Off the two women started; a large, kind mother’s heart, full of tender love, and a sparrow’s little gizzard, narrow and dry, without enough room in it for one pure tear.
For a moment Sylvestre Ker stood on the threshold of the open door to watch them depart. On the gleaming white snow their two shadows fell; the one bent and already tottering, the other erect, flexible, and each step seemed a bound. The young lover sighed. Behind him Pol Bihan in a low voice said:
“Ker, my comrade, I know what you are thinking about, and you are right to think so; this must come to an end. She is as impatient as you are, for her love equals yours; for both of you it is too long to wait.”
Sylvestre Ker turned pale with joy.
“Do you speak truth?” he stammered. “Am I fortunate enough to be loved by her?”

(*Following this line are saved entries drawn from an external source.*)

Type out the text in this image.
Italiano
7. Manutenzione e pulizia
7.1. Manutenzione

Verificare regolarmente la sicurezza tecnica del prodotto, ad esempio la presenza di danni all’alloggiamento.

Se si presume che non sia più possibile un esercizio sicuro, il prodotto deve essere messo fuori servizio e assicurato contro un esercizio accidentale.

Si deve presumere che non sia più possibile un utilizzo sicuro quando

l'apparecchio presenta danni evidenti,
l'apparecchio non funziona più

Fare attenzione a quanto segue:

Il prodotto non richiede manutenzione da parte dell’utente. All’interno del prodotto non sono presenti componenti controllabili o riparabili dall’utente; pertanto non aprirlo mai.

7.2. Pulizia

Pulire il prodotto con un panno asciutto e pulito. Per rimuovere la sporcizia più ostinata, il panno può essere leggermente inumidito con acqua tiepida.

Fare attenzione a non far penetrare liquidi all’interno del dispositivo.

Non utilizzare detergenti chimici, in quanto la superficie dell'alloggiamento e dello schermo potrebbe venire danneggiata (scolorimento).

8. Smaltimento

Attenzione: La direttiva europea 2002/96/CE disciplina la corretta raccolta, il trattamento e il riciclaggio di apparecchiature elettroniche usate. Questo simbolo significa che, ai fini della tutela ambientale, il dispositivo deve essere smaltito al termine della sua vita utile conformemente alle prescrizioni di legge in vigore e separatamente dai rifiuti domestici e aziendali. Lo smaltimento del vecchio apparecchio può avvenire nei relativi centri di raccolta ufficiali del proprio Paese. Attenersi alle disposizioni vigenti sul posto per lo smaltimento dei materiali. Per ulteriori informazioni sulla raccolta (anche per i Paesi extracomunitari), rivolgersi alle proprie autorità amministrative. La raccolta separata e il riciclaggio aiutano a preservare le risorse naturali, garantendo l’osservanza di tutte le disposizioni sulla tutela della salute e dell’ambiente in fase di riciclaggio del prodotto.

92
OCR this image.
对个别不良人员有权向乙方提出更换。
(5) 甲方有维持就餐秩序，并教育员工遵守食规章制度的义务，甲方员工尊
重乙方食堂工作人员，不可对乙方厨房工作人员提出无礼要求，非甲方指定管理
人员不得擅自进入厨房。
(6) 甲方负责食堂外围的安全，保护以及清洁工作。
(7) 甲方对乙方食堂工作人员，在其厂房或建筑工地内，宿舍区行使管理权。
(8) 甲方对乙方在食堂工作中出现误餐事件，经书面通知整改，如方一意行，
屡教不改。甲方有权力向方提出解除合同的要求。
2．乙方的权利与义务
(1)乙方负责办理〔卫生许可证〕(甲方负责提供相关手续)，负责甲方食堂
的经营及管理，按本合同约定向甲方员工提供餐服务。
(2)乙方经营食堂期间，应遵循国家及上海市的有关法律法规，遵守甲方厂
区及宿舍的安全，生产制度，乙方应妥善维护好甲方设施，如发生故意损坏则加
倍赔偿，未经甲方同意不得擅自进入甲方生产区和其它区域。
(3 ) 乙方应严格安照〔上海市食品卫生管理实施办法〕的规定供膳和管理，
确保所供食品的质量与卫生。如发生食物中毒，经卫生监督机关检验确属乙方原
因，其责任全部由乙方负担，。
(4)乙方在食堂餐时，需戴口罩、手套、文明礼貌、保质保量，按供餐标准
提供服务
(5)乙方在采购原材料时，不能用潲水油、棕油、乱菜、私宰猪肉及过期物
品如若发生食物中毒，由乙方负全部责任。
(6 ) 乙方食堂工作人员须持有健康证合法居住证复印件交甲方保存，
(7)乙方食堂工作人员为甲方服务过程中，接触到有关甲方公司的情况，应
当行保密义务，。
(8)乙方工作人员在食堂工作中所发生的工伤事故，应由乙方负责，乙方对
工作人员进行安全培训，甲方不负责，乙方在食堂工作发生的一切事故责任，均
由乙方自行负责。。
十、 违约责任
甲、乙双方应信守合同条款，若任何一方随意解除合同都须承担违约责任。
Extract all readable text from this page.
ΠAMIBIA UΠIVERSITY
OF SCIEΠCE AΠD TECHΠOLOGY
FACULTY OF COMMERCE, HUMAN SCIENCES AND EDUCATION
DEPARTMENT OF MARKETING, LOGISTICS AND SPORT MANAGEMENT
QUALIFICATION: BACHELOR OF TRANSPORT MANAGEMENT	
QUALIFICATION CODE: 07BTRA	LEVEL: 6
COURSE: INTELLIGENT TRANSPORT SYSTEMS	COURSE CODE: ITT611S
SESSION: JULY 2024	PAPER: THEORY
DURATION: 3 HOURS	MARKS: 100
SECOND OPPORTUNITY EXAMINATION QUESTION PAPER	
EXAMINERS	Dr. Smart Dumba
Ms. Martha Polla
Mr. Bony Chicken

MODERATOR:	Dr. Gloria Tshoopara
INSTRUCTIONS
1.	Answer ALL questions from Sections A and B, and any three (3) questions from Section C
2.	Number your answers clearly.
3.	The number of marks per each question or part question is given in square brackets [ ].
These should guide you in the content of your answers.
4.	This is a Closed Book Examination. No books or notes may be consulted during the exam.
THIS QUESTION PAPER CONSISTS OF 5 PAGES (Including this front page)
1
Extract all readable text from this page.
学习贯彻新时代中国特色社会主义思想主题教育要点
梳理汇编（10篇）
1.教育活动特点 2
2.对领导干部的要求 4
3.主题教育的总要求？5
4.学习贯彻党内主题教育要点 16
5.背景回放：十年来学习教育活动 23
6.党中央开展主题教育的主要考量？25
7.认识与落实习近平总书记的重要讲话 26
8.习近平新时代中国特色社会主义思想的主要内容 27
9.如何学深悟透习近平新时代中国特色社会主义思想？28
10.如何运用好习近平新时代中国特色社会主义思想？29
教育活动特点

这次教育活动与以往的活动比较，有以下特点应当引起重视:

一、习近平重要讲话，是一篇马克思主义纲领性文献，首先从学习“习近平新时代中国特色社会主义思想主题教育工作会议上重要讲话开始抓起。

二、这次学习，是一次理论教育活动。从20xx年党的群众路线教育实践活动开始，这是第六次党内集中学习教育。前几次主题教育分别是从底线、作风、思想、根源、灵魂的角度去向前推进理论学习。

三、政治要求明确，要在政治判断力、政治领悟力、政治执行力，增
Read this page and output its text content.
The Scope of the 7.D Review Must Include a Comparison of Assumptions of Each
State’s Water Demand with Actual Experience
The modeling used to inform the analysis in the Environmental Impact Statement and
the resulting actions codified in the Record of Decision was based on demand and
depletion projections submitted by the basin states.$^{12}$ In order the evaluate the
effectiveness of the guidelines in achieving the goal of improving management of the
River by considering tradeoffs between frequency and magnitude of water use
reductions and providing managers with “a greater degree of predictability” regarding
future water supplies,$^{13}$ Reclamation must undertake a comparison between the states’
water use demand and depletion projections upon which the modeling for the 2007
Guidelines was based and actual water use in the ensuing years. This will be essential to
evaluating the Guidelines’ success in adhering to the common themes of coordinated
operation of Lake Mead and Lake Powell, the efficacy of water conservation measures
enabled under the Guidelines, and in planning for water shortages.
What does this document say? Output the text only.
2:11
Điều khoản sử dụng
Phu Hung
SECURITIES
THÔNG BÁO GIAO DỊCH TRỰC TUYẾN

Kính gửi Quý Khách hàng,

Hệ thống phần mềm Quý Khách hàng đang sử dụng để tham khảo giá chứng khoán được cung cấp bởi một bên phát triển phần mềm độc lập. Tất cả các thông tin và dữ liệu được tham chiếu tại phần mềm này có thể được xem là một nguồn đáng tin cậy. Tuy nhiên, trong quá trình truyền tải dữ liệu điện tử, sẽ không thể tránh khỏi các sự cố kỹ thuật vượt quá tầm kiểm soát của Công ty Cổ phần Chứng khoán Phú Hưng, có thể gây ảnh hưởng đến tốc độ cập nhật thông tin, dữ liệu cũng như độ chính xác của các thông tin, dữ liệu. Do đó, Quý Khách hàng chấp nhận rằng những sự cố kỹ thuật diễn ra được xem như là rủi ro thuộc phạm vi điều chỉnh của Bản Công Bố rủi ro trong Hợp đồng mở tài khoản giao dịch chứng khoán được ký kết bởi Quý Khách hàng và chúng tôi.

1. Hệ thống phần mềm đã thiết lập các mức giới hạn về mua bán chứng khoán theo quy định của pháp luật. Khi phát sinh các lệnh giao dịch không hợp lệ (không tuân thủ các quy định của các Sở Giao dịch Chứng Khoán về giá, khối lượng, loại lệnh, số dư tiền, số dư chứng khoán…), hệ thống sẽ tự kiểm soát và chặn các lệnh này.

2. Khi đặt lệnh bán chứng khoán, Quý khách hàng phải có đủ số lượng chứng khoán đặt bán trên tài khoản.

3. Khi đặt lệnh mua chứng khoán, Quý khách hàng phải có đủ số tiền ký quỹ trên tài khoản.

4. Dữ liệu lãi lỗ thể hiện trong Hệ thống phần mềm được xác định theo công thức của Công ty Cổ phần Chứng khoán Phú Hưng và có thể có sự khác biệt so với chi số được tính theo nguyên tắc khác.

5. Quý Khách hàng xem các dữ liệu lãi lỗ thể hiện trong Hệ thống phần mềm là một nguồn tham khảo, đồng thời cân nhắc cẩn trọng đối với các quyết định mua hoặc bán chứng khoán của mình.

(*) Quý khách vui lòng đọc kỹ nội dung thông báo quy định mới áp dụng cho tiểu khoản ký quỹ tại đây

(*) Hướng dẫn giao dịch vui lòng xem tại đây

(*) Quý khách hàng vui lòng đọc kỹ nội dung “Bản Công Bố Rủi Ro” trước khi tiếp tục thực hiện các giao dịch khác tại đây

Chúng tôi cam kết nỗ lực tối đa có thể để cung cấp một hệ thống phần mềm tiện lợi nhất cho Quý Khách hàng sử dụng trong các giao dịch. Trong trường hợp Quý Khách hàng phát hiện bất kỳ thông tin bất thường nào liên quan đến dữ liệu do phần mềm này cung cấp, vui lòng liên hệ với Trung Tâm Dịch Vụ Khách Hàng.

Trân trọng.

“Yes, on my faith!” replied Pol Bihan, “she loves you too well for her own peace. When a girl laughs too much, it is to keep from weeping—that’s the real truth.”
V.
Well might they call him “the fool,” poor Sylvestre Ker! Not that he had less brains than another man—on the contrary, he was now very learned—but love crazes him who places his affections on an unworthy object. Sylvestre Ker’s little finger was worth two dozen Pol Bihans and fifty Mathelines; in spite of which Matheline and Pol Bihan were perfectly just in their contempt, for he who ascends the highest falls the lowest.
When Sylvestre had re-entered the tower Pol commenced to sigh heavily and said:
“What a pity! What a great, great pity!”